6:50 pm on Sep 13, 2011 (gmt 0)

WebmasterWorld Senior Member 10+ Year Member Top Contributors Of The Month



IP?
Raw Log line?

dstiles

8:52 pm on Sep 13, 2011 (gmt 0)

WebmasterWorld Senior Member 10+ Year Member Top Contributors Of The Month



Awstats: You probably see msn instead of bin - you need to edit the config files.

Robots.txt will only "control" legit bots that obey robots.txt. Most bad bots will not even read it. So yes, you need some kind of script, either a custom one or (if available) .htaccess. There is a lot about the latter around this forum and (i understand) in the apache forum.

topr8

9:33 pm on Sep 13, 2011 (gmt 0)

WebmasterWorld Senior Member 10+ Year Member Top Contributors Of The Month



... simple answer, there is no freeware available (that works)

i suspect partly because anyone could then bypass it easily once they saw how it worked.

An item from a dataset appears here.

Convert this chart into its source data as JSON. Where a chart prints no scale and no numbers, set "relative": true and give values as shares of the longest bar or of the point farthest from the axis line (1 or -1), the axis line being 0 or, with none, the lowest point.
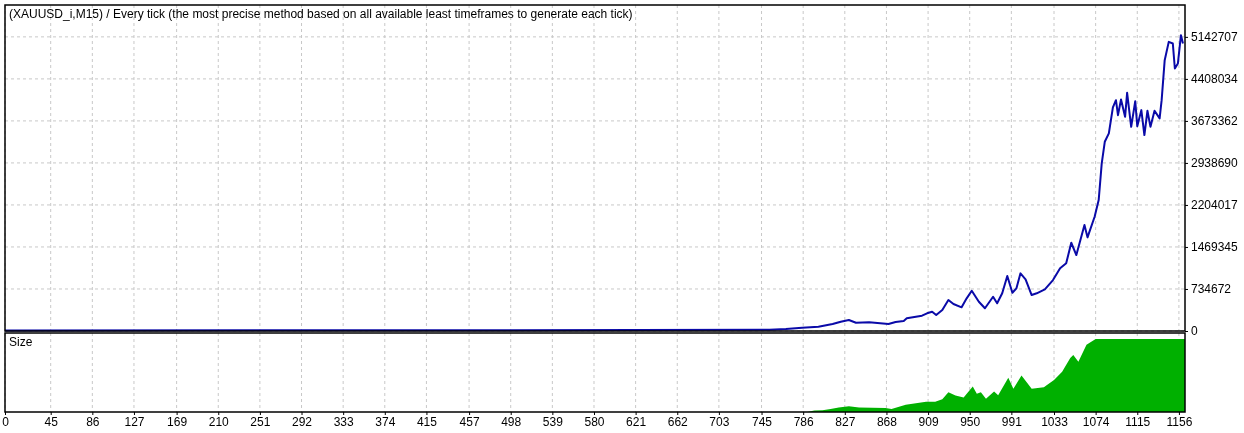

the primer pinned to the top of this forum is a good starting point, also recently..

[webmasterworld.com...] and other threads in the library are useful

i use a custom script as well as blocking at the htaccess/config level, however i don't stop everything but do stop the bulk of stuff ... to catch and block everything is a worthwhile obsession but one i don't have time for.

>>many moons ago i had a script i wrote for this

bad bots are way more sophisticated than they once were

dstiles

7:20 pm on Sep 14, 2011 (gmt 0)

WebmasterWorld Senior Member 10+ Year Member Top Contributors Of The Month



Agreed. You have to monitor a LOT more than just the UA - and even the UAs can sometimes LOOK valid unless you delve deeply.

As I've said before, a good start is to block all server farms aka datacentres.

lucy24

9:47 pm on Sep 14, 2011 (gmt 0)

WebmasterWorld Senior Member 10+ Year Member Top Contributors Of The Month



Read the logs. Read the logs. Read the logs.

I've followed mine closely for the last 6 months or so and have got it down to where some days have no unfamiliar robots (that is, ones that are neither 403'd at the gate nor "Yeah, sure, go on in"). Maybe one or two stopping by to glance at the index page for reasons of their own, and the occasional Chinese whack-a-mole.

It helps of course to be small enough that I can actually read the entire log after all auto-deleting is out of the way. Robots don't seem to care about size, except tangentially. A big site is statistically more likely to have money associated with it. But you're not going to ignore the $10 bill someone dropped on the sidewalk just because you're looking for a bank to rob.